We say that a language $L$ is \emph{constantly growing} if there is a constant $c$ such that for every word $u\in L$ there is a word $v\in L$ with $\vert u\vert<\vert v\vert\leq c+\vert u\vert$. We say that a language $L$ is \emph{geometrically growing} if there is a constant $c$ such that for every word $u\in L$ there is a word $v\in L$ with $\vert u\vert<\vert v\vert\leq c\vert u\vert$. Given two infinite languages $L_1,L_2$, we say that $L_1$ \emph{dissects} $L_2$ if $\vert L_2\setminus L_1\vert=\infty$ and $\vert L_1\cap L_2\vert=\infty$. In 2013, it was shown that for every constantly growing language $L$ there is a regular language $R$ such that $R$ dissects $L$. In the current article we show how to dissect a geometrically growing language by a homomorphic image of intersection of two context-free languages. Consider three alphabets $\Gamma$, $\Sigma$, and $\Theta$ such that $\vert \Sigma\vert=1$ and $\vert \Theta\vert=4$. We prove that there are context-free languages $M_1,M_2\subseteq \Theta^*$, an erasing alphabetical homomorphism $\pi:\Theta^*\rightarrow \Sigma^*$, and a nonerasing alphabetical homomorphism $\varphi : \Gamma^*\rightarrow \Sigma^*$ such that: If $L\subseteq \Gamma^*$ is a geometrically growing language then there is a regular language $R\subseteq \Theta^*$ such that $\varphi^{-1}\left(\pi\left(R\cap M_1\cap M_2\right)\right)$ dissects the language $L$.

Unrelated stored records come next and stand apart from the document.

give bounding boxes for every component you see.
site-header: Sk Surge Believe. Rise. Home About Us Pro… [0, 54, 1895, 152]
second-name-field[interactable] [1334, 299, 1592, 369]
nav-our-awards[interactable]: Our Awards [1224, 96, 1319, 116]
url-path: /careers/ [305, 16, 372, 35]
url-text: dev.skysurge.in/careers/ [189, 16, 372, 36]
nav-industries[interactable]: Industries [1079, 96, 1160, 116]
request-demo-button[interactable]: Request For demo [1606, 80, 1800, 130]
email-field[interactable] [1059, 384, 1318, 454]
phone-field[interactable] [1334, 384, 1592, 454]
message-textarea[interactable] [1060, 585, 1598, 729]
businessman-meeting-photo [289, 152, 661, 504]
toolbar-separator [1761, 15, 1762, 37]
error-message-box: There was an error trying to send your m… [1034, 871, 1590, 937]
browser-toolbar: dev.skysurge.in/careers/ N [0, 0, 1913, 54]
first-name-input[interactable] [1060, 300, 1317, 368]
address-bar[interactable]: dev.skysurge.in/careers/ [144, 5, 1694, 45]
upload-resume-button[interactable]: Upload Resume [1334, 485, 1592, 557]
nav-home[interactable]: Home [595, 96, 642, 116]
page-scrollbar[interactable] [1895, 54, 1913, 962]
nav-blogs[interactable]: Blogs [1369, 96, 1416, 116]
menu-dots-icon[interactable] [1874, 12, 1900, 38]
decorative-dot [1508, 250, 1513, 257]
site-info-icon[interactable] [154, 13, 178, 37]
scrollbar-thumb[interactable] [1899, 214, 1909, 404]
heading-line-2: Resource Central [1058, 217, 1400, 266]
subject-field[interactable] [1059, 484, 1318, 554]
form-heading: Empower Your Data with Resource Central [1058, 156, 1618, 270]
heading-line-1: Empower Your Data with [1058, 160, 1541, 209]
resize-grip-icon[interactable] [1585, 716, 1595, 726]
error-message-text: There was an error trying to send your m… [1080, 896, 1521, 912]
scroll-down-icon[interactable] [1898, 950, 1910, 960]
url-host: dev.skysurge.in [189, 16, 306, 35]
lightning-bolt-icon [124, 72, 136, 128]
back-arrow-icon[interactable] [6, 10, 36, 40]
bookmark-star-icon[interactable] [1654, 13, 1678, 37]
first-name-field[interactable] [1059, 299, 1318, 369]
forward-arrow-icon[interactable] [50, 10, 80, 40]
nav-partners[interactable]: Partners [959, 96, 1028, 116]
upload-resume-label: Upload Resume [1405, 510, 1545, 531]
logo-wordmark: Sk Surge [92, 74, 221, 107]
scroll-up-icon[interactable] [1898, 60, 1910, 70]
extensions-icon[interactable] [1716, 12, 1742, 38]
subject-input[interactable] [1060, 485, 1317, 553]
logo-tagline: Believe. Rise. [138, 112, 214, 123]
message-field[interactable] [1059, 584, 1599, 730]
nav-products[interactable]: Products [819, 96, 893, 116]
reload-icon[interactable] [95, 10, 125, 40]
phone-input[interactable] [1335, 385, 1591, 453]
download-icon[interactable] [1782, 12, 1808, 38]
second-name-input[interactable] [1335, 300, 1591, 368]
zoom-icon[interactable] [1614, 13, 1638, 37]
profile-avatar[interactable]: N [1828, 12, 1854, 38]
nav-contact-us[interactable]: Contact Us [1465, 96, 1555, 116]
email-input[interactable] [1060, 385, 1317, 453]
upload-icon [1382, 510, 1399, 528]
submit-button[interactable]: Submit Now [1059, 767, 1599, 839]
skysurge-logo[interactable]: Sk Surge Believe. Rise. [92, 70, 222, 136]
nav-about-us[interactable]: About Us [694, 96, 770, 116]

翻译：我们称语言$L$为\emph{恒定增长}，若存在常数$c$使得对每个单词$u\in L$，存在单词$v\in L$满足$\vert u\vert<\vert v\vert\leq c+\vert u\vert$。称语言$L$为\emph{几何增长}，若存在常数$c$使得对每个单词$u\in L$，存在单词$v\in L$满足$\vert u\vert<\vert v\vert\leq c\vert u\vert$。给定两个无限语言$L_1,L_2$，若$\vert L_2\setminus L_1\vert=\infty$且$\vert L_1\cap L_2\vert=\infty$，则称$L_1$\emph{分割}$L_2$。2013年已证明：对每个恒定增长语言$L$，存在正则语言$R$使得$R$分割$L$。本文展示如何通过两个上下文无关语言交集的同态像来分割几何增长语言。考虑三个字母表$\Gamma$、$\Sigma$和$\Theta$，其中$\vert \Sigma\vert=1$且$\vert \Theta\vert=4$。我们证明存在上下文无关语言$M_1,M_2\subseteq \Theta^*$、擦除字母同态$\pi:\Theta^*\rightarrow \Sigma^*$以及非擦除字母同态$\varphi : \Gamma^*\rightarrow \Sigma^*$，使得：若$L\subseteq \Gamma^*$为几何增长语言，则存在正则语言$R\subseteq \Theta^*$，使得$\varphi^{-1}\left(\pi\left(R\cap M_1\cap M_2\right)\right)$分割语言$L$。